As you may have noticed, the picture shows two large metal shafts, said to be lampposts, strapped to the roof of what experts believe is a Renault Twingo. Specifically, it appears to be a Twingo I, made in France at some point between 1993 and 2007. According to Wikipedia, the Twingo I originally had a one-liter engine (!) that could generate up to 60 horsepower, although later models were souped-up to a full 75. It had a wheelbase of 2,345 millimeters, was just 1,420 mm high, and looks like it could be crushed by a small suitcase. And yet someone in Lelystad, the Netherlands, tried to use one as shown above.

“What exactly the man was planning to do with the lampposts is unclear,” according to the report, and indeed, much remains unclear about the incident last Tuesday. Police believe the lampposts were stolen from the nearby town of Almere. The man must have had help stealing and mounting the things, but no one was with him in the car. And this may shock you, but he had been drinking. Or, at least, police claimed they smelled alcohol and the man refused to take a breath test.

I was also curious as to why the man may have believed no one would notice him, since I doubted that somebody drunk enough to believe that was possible would even be able to drive. As I’m sure you know, the quickest way between Almere and Lelystad is to take the A6. That’s usually about a 30-minute drive. But even in the middle of the night, when I assume this happened, there might be significant traffic on that road. This report says he was stopped on the A6, but others say it was on the Oostvaardersdijk:

Oostvaardersdijk on the Markermeer

That trip would take twice as long, but maybe there’s less traffic?

Based on this more recent report, though, it may be that our hero did try to take the A6 but his car broke down. Because according to the report, somebody came along and helpfully gave him a tow.

Yeah, that’s much safer (image: Ben Rademaker)

Here’s what the report says about it, as Google translated it from the original Dutch:

This man [the good Samaritan] had nothing to do with the lantern transport. “He saw that the Twingo was in a dangerous place on the A6 with his special cargo and took him towed and left behind in a parking lot at the Oostvaardersdijk. There the agents saw the car with the masts on the roof,” said a spokesman for the police [of] Flevoland ….

Again, questions remain. The most obvious being: What are the odds this guy would be rescued by someone in a car even more embarrassing than his own?

The report says that’s a “Citroën 2 Chevaux,” and if this is correct then that car is not less than 27 years old and has an engine that delivers, at most, 29 horsepower. Less than half the power of a Twingo! How does a car like that tow anything, much less a fully loaded lantern transport? And regardless of the horsepower, how could towing have been safer than leaving it or just pushing it off the road? Hope the guy doesn’t pass out while you’re towing him, because good luck coming to a stop without getting your clown car impaled by a lamppost.
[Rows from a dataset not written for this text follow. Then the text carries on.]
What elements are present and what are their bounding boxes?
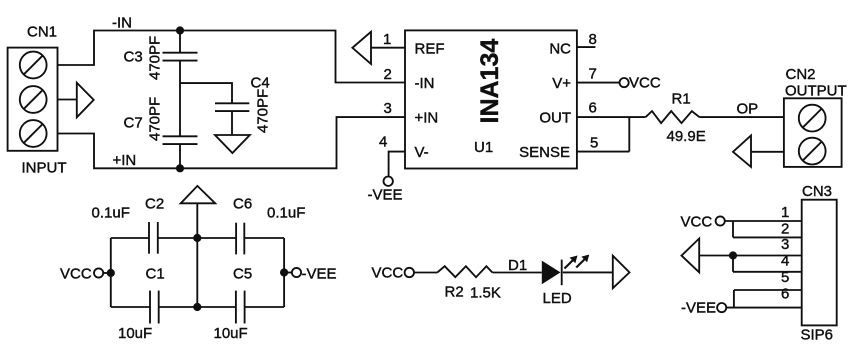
svg-text:VCC: VCC (681, 214, 713, 231)
CN2 screw terminal 2 (799, 138, 826, 165)
svg-text:VCC: VCC (629, 75, 661, 92)
wire -VEE stub right (284, 272, 292, 274)
svg-text:-VEE: -VEE (681, 300, 716, 317)
svg-text:R1: R1 (672, 91, 691, 108)
svg-text:LED: LED (543, 290, 572, 307)
svg-text:0.1uF: 0.1uF (267, 205, 305, 222)
resistor R2 (437, 266, 492, 277)
op-amp U1 body INA134 (405, 30, 577, 168)
svg-text:5: 5 (781, 269, 789, 286)
svg-text:C5: C5 (233, 266, 252, 283)
svg-text:1.5K: 1.5K (470, 285, 501, 302)
svg-text:-IN: -IN (415, 75, 435, 92)
svg-text:REF: REF (415, 41, 445, 58)
wire tie pin1-pin2 (732, 221, 734, 237)
svg-text:6: 6 (589, 100, 597, 117)
wire C3 top lead (179, 31, 181, 53)
node dot center top rail (193, 234, 201, 242)
bottom rail segments (111, 306, 284, 308)
wire CN3 pin3 (733, 255, 802, 257)
port arrow at CN1 middle (points right) (77, 83, 94, 118)
ground arrow above rails (points up) (181, 186, 216, 203)
capacitor C4 (215, 103, 249, 111)
port arrow at REF (points left) (352, 32, 371, 64)
wire CN3 pin6 (726, 307, 801, 309)
svg-text:OUT: OUT (539, 110, 571, 127)
wire tie pin3-pin4 (732, 256, 734, 272)
node junction dot on -IN rail (176, 26, 184, 34)
svg-text:5: 5 (590, 135, 598, 152)
terminal circle -VEE cn3 (717, 303, 726, 312)
wire R1 to CN2 (700, 116, 784, 118)
svg-text:1: 1 (781, 204, 789, 221)
wire tie pin5-pin6 (733, 290, 735, 308)
port arrow after LED (points right) (613, 256, 630, 289)
svg-text:-VEE: -VEE (302, 266, 337, 283)
svg-text:U1: U1 (474, 139, 493, 156)
svg-text:4: 4 (781, 253, 789, 270)
terminal circle -VEE (384, 177, 393, 186)
svg-text:-VEE: -VEE (368, 186, 403, 203)
center ground line (196, 203, 198, 307)
wire CN3 pin1 (725, 220, 802, 222)
wire C7 bottom lead (179, 144, 181, 168)
wire U1 pin5 SENSE stub (577, 151, 629, 153)
svg-text:-IN: -IN (112, 15, 132, 32)
LED D1 cathode bar (561, 260, 563, 286)
top rail segments (111, 237, 284, 239)
svg-text:INPUT: INPUT (22, 160, 67, 177)
wire C3 bottom to C7 top (179, 61, 181, 137)
wire R2 to LED (492, 272, 541, 274)
svg-text:VCC: VCC (60, 266, 92, 283)
terminal circle VCC pin7 (620, 78, 629, 87)
svg-text:470PF: 470PF (255, 89, 272, 133)
wire +IN net: CN1 pin3 to U1 pin3 (58, 117, 406, 168)
CN1 screw terminal 3 (20, 120, 47, 147)
terminal circle VCC cn3 (716, 216, 725, 225)
wire branch to C4 (180, 83, 232, 103)
node junction dot on +IN rail (176, 164, 184, 172)
svg-text:CN2: CN2 (786, 66, 816, 83)
capacitor C1 (150, 291, 159, 324)
wire CN3 pin4 (733, 271, 802, 273)
wire SENSE to OUT tie (628, 117, 630, 152)
capacitor C6 (236, 223, 244, 255)
svg-text:CN1: CN1 (27, 24, 57, 41)
svg-text:CN3: CN3 (802, 183, 832, 200)
wire CN3 pin2 (733, 236, 802, 238)
svg-text:SENSE: SENSE (519, 144, 570, 161)
LED emission arrow 2 (576, 255, 589, 268)
resistor R1 (646, 111, 700, 123)
capacitor C5 (236, 291, 245, 324)
capacitor C7 (163, 136, 198, 144)
svg-text:470PF: 470PF (147, 97, 164, 141)
CN1 screw terminal 1 (20, 52, 47, 79)
svg-text:2: 2 (384, 66, 392, 83)
svg-text:3: 3 (781, 236, 789, 253)
terminal circle VCC rail (94, 268, 103, 277)
svg-text:+IN: +IN (113, 152, 137, 169)
wire U1 pin8 stub (NC) (577, 46, 596, 48)
port arrow at CN2 output (points left) (733, 136, 751, 167)
wire VCC stub left (103, 272, 111, 274)
wire CN3 pin5 (734, 289, 802, 291)
ground arrow below C4 (points down) (215, 135, 250, 153)
svg-text:V+: V+ (552, 75, 571, 92)
svg-text:V-: V- (415, 144, 429, 161)
svg-text:8: 8 (589, 31, 597, 48)
capacitor C3 (163, 53, 198, 61)
svg-text:1: 1 (383, 31, 391, 48)
node dot -VEE on right rail (280, 268, 288, 276)
wire U1 pin7 stub (577, 82, 620, 84)
svg-text:2: 2 (781, 221, 789, 238)
svg-text:49.9E: 49.9E (667, 128, 706, 145)
svg-text:0.1uF: 0.1uF (92, 205, 130, 222)
wire LED to port arrow (563, 271, 613, 273)
terminal circle VCC led (405, 268, 414, 277)
CN1 screw terminal 2 (20, 86, 47, 113)
connector CN2 body (784, 98, 842, 167)
svg-text:INA134: INA134 (476, 39, 504, 124)
connector CN3 body (802, 200, 837, 326)
wire U1 pin1 stub (371, 47, 405, 49)
wire CN1 middle terminal stub (58, 99, 77, 101)
svg-text:OP: OP (737, 101, 759, 118)
svg-text:4: 4 (379, 134, 387, 151)
connector CN1 body (8, 48, 58, 151)
port arrow cn3 (points left) (682, 239, 700, 273)
LED emission arrow 1 (565, 256, 578, 269)
svg-text:C6: C6 (233, 196, 252, 213)
svg-text:C1: C1 (146, 266, 165, 283)
svg-text:C7: C7 (124, 115, 143, 132)
svg-text:10uF: 10uF (214, 325, 248, 342)
svg-text:NC: NC (549, 41, 571, 58)
svg-text:VCC: VCC (372, 265, 404, 282)
wire VCC to R2 (414, 272, 437, 274)
node dot cn3 pins 3-4 (729, 251, 737, 259)
LED D1 anode triangle (542, 261, 561, 285)
power rail network: right rail (283, 238, 285, 307)
svg-text:SIP6: SIP6 (801, 327, 834, 344)
svg-text:+IN: +IN (415, 110, 439, 127)
svg-text:C2: C2 (145, 196, 164, 213)
svg-text:7: 7 (589, 66, 597, 83)
wire arrow to junction (699, 255, 733, 257)
svg-text:R2: R2 (445, 284, 464, 301)
wire U1 pin6 OUT stub (577, 116, 646, 118)
svg-text:3: 3 (384, 100, 392, 117)
power rail network: left rail (110, 238, 112, 307)
node dot VCC on left rail (107, 269, 115, 277)
svg-text:D1: D1 (508, 257, 527, 274)
svg-text:10uF: 10uF (118, 325, 152, 342)
node dot center bottom rail (193, 303, 201, 311)
svg-text:OUTPUT: OUTPUT (785, 82, 847, 99)
svg-text:C3: C3 (124, 49, 143, 66)
wire U1 pin4 to -VEE terminal (389, 152, 405, 177)
capacitor C2 (149, 222, 158, 254)
wire C4 bottom lead (231, 111, 233, 135)
CN2 screw terminal 1 (799, 105, 826, 132)
svg-text:6: 6 (781, 286, 789, 303)
terminal circle -VEE rail (292, 268, 301, 277)
wire -IN net: CN1 pin1 to U1 pin2 (58, 31, 406, 83)
wire CN2 lower terminal stub (751, 151, 784, 153)
svg-text:470PF: 470PF (147, 36, 164, 80)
The more recent report did provide a little more detail on the charges against the lamppost-stealer. Not only was he allegedly intoxicated and in possession of stolen property, he didn’t have insurance, his license was expired, and of course, “cargo may not be transported in this way.” More charges may be pending. (Possibly my favorite Google translation here: the suspect “is still enclosed for research.”)

Still nothing on the details of the theft, or what his motive might have been. Though we do get this (again via Google Translate):

The Twingo driver is a 28-year-old resident of Almere. Where the man has the lampposts is not known yet. No reports have been reported. He came from Lelystad. “We have not seen this before. You also wonder what to do with such a booty. Sell ​​like old iron?”

I think that means the plan was probably to cut up the poles and sell them for scrap, although it would’ve been a lot easier to cut them up before moving them. That might have attracted attention, though.

The case immediately made me think of the Great Totem Pole Caper of 2011, although that guy at least had the sense to use a truck to move his booty.